One of the first of their many joint enterprises was the setting up of the Cork Public Museum in 1945. She described vividly the night prior to the official opening when, following long days single-handedly finalising the exhibits and too tired to cycle the 10 miles home to Monkstown, they camped on army-style camp beds in the museum and had cornflakes with water for breakfast. That didn't matter to her, but his comment: "Of course you know there are rats here?" was a bit too much.

In the manner of many a scholar's wife before her, she acted as his right hand and supported all his enterprises. However, Claire O'Kelly's prodigious reading and appetite for knowledge meant that right from the beginning, she carried out her own scholarly projects.

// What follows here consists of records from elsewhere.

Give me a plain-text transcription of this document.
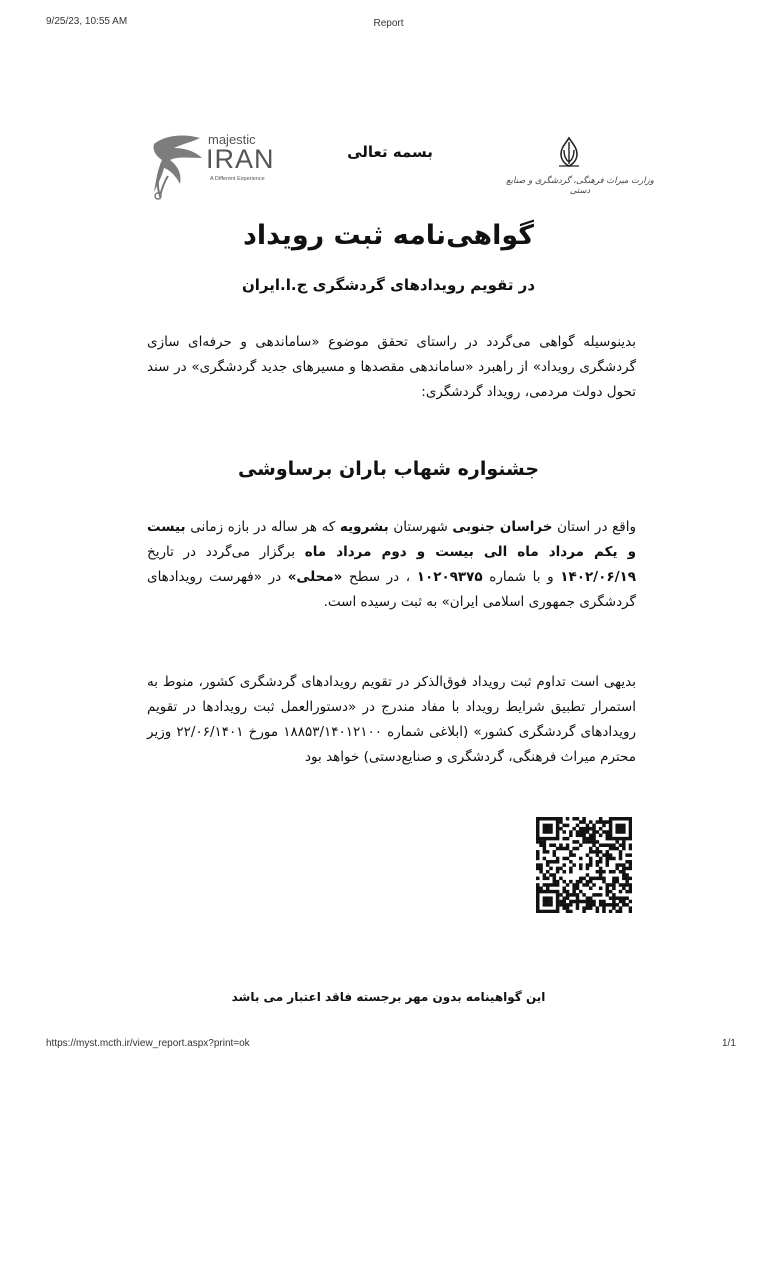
9/25/23, 10:55 AM	Report
majestic
IRAN
A Different Experience
بسمه تعالی
وزارت میراث فرهنگی، گردشگری و صنایع دستی
گواهی‌نامه ثبت رویداد
در تقویم رویدادهای گردشگری ج.ا.ایران
بدینوسیله گواهی می‌گردد در راستای تحقق موضوع «ساماندهی و حرفه‌ای سازی گردشگری رویداد» از راهبرد «ساماندهی مقصدها و مسیرهای جدید گردشگری» در سند تحول دولت مردمی، رویداد گردشگری:
جشنواره شهاب باران برساوشی
واقع در استان خراسان جنوبی شهرستان بشرویه که هر ساله در بازه زمانی بیست و یکم مرداد ماه الی بیست و دوم مرداد ماه برگزار می‌گردد در تاریخ ۱۴۰۲/۰۶/۱۹ و با شماره ۱۰۲۰۹۳۷۵ ، در سطح «محلی» در «فهرست رویدادهای گردشگری جمهوری اسلامی ایران» به ثبت رسیده است.
بدیهی است تداوم ثبت رویداد فوق‌الذکر در تقویم رویدادهای گردشگری کشور، منوط به استمرار تطبیق شرایط رویداد با مفاد مندرج در «دستورالعمل ثبت رویدادها در تقویم رویدادهای گردشگری کشور» (ابلاغی شماره ۱۸۸۵۳/۱۴۰۱۲۱۰۰ مورخ ۲۲/۰۶/۱۴۰۱ وزیر محترم میراث فرهنگی، گردشگری و صنایع‌دستی) خواهد بود
این گواهینامه بدون مهر برجسته فاقد اعتبار می باشد
https://myst.mcth.ir/view_report.aspx?print=ok	1/1
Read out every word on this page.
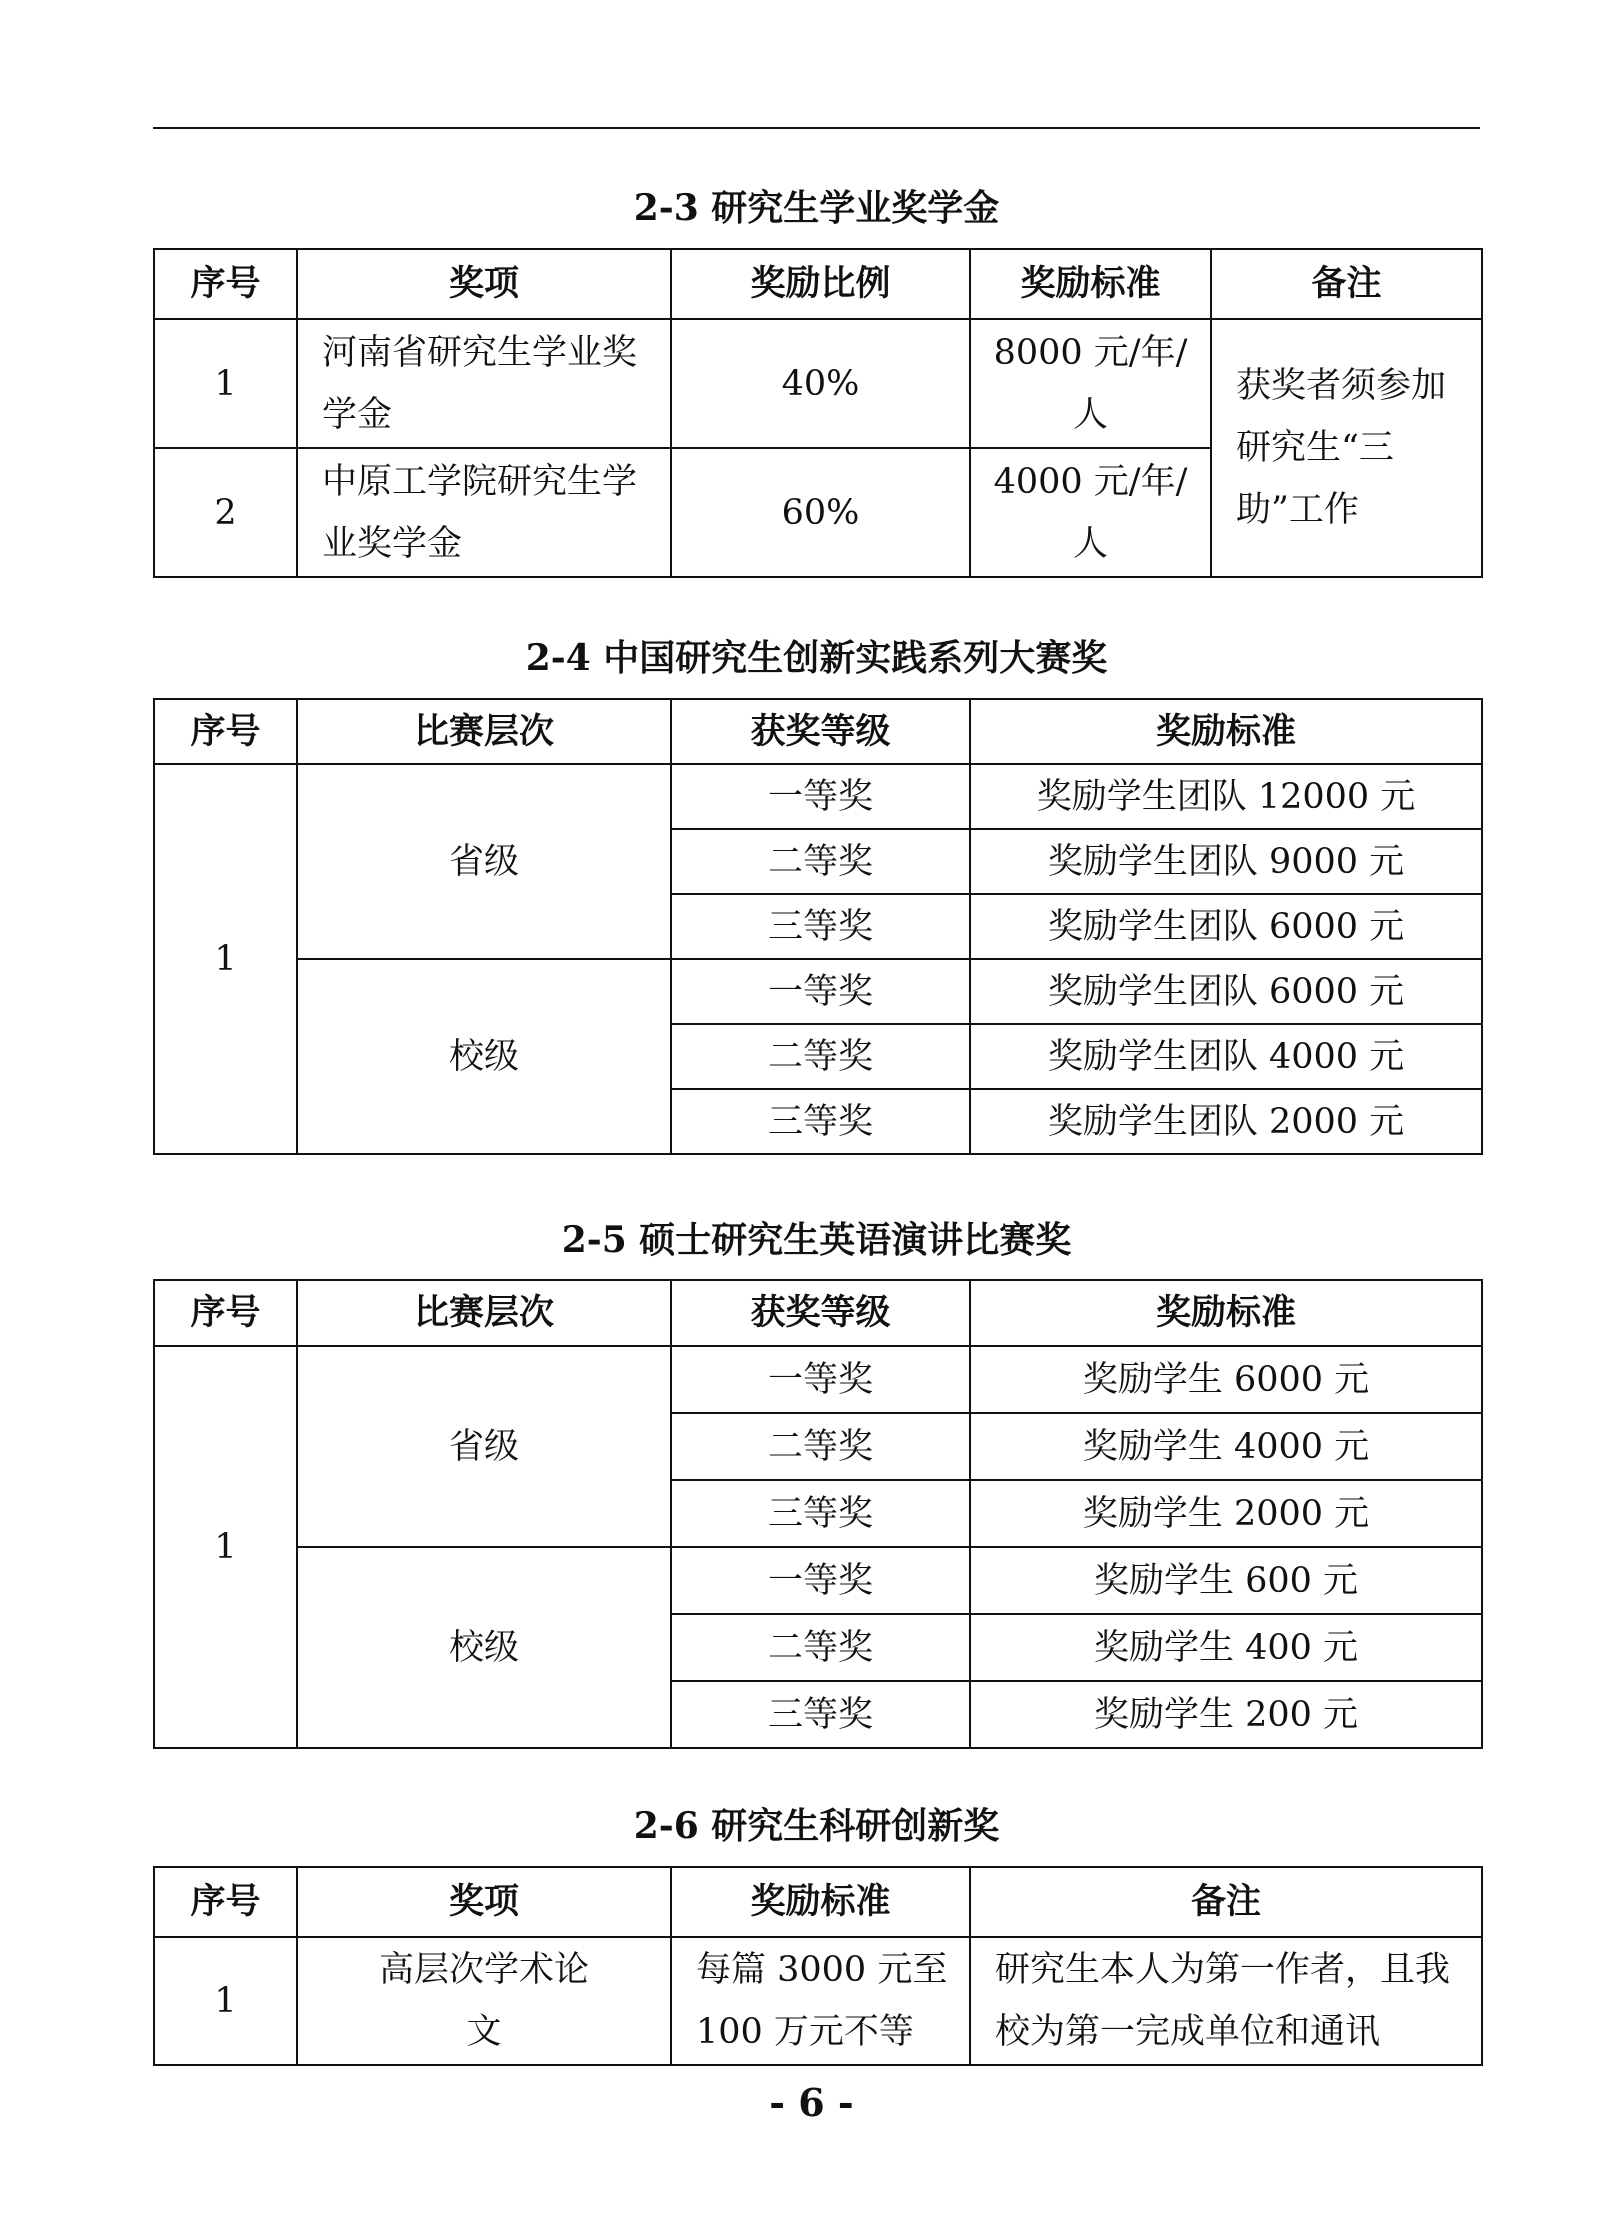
2-3 研究生学业奖学金
序号	奖项	奖励比例	奖励标准	备注
1	河南省研究生学业奖学金	40%	8000 元/年/人	获奖者须参加研究生“三助”工作
2	中原工学院研究生学业奖学金	60%	4000 元/年/人	
2-4 中国研究生创新实践系列大赛奖
序号	比赛层次	获奖等级	奖励标准
1	省级	一等奖	奖励学生团队 12000 元
		二等奖	奖励学生团队 9000 元
		三等奖	奖励学生团队 6000 元
	校级	一等奖	奖励学生团队 6000 元
		二等奖	奖励学生团队 4000 元
		三等奖	奖励学生团队 2000 元
2-5 硕士研究生英语演讲比赛奖
序号	比赛层次	获奖等级	奖励标准
1	省级	一等奖	奖励学生 6000 元
		二等奖	奖励学生 4000 元
		三等奖	奖励学生 2000 元
	校级	一等奖	奖励学生 600 元
		二等奖	奖励学生 400 元
		三等奖	奖励学生 200 元
2-6 研究生科研创新奖
序号	奖项	奖励标准	备注
1	高层次学术论文	每篇 3000 元至 100 万元不等	研究生本人为第一作者，且我校为第一完成单位和通讯
- 6 -
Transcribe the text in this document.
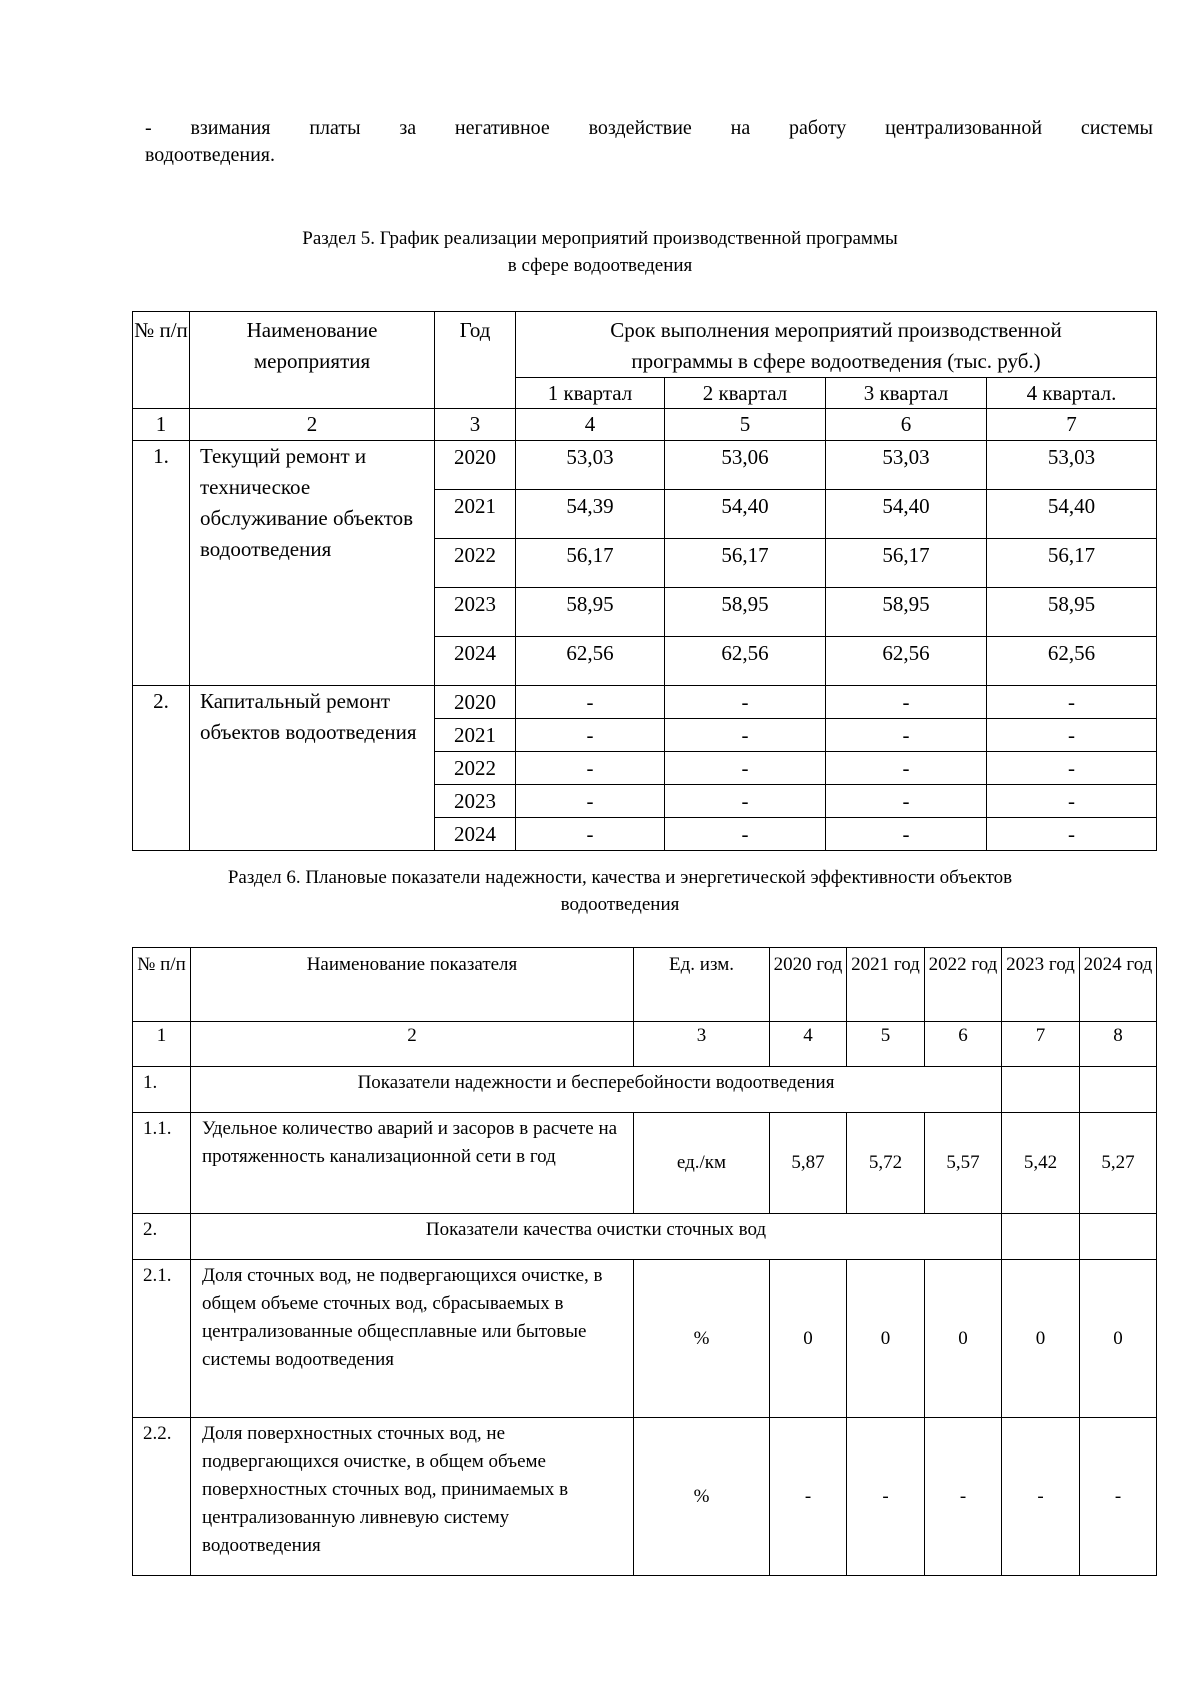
- взимания платы за негативное воздействие на работу централизованной системы
водоотведения.

Раздел 5. График реализации мероприятий производственной программы
в сфере водоотведения
№ п/п	Наименование мероприятия	Год	Срок выполнения мероприятий производственной
программы в сфере водоотведения (тыс. руб.)			

			1 квартал	2 квартал	3 квартал	4 квартал.
1	2	3	4	5	6	7
1.	Текущий ремонт и техническое обслуживание объектов водоотведения	2020	53,03	53,06	53,03	53,03
		2021	54,39	54,40	54,40	54,40
		2022	56,17	56,17	56,17	56,17
		2023	58,95	58,95	58,95	58,95
		2024	62,56	62,56	62,56	62,56
2.	Капитальный ремонт объектов водоотведения	2020	-	-	-	-
		2021	-	-	-	-
		2022	-	-	-	-
		2023	-	-	-	-
		2024	-	-	-	-
Раздел 6. Плановые показатели надежности, качества и энергетической эффективности объектов
водоотведения
№ п/п	Наименование показателя	Ед. изм.	2020 год	2021 год	2022 год	2023 год	2024 год
1	2	3	4	5	6	7	8
1.	Показатели надежности и бесперебойности водоотведения						
1.1.	Удельное количество аварий и засоров в расчете на протяженность канализационной сети в год	ед./км	5,87	5,72	5,57	5,42	5,27
2.	Показатели качества очистки сточных вод						
2.1.	Доля сточных вод, не подвергающихся очистке, в общем объеме сточных вод, сбрасываемых в централизованные общесплавные или бытовые системы водоотведения	%	0	0	0	0	0
2.2.	Доля поверхностных сточных вод, не подвергающихся очистке, в общем объеме поверхностных сточных вод, принимаемых в централизованную ливневую систему водоотведения	%	-	-	-	-	-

A fluent Irish speaker with a great love for the language and culture, her contributions to the English/Irish Dictionary edited by Tomás De Bhaldraithe, for which she created many of the archaeological terms, are a case in point.

When Brian was asked in 1962 to excavate the great Boyne monument of Newgrange, she undertook as a matter of course the feeding and housing of an army of international students and fellow archaeologists each summer, in addition to raising three children. Her own intellectual curiosity though led her to independent research on two important aspects of the monument: the Megalithic art and the literary and antiquarian references to the site.

Before the benefits of present-day technology, her pioneering corpus of the decorated stones at Newgrange was undertaken, painstakingly and in all weathers, by tracing the motifs at actual size from the enormous orthostats, recording a level of detail that no photograph could achieve.

Her interest in Irish language and literature led her to research the references to Brú na Bóinne in early Irish literature and to reaffirm its identification as Newgrange. It was her research into these older traditions that led her to encourage her husband to investigate the persistent references to Newgrange and the sun, with the subsequent discovery in 1967 of the phenomenon of the midwinter solstice, all documented in their book, Newgrange: Archaeology, Art and Legend (1982).

She wryly commented on the inconvenience of being left without the family car with all the Christmas preparations to do, as Brian made his annual pilgrimages 200 miles north to observe the Newgrange solstice.

Other important published areas of research included a detailed and as yet unsurpassed study of Dowth, the third of the three great Boyne monuments, which was the fruit of many cold and damp hours inside the tomb, working only by candles and lanterns.

She was also a communicator. Long before anyone thought that Newgrange and the Boyne Valley monuments would become some of Ireland's leading tourist attractions, she saw the need for reading material for the intelligent layperson. Her guide books to Newgrange and to Lough Gur, Co Limerick, were among the first to be written for Irish archaeological sites.

When Brian died in 1982, leaving behind the manuscript of the book that was to become the standard text, Early Ireland, An Introduction to Irish Prehistory, she set out on the major task of preparing it for the press. It appeared in 1989.

Claire O'Kelly - ArchaeologistClaire O'Kelly's work was recognised by the academic community when she was elected a Fellow of the Society of Antiquaries of London in 1984.

Beyond prehistory, interests which she maintained up to her death took in everything from languages and international history to poetry, current affairs and the arts.

Casts of Claire's hands and feet, for instance, were used in many of the sculptures of her late friend, the distinguished artist Gabriel Hayes (wife of Seán P. Ó Ríordáin), most notably the stations of the cross in Galway cathedral.

As a person, she was characterised by her sense of humour, her vigorous opinions, her courage, her persistence, her warmth and her passion for standards.

She is survived by her daughters Helen, Ann and Eve. Claire O'Kelly: born July 21st, 1916; died October 23rd, 2004.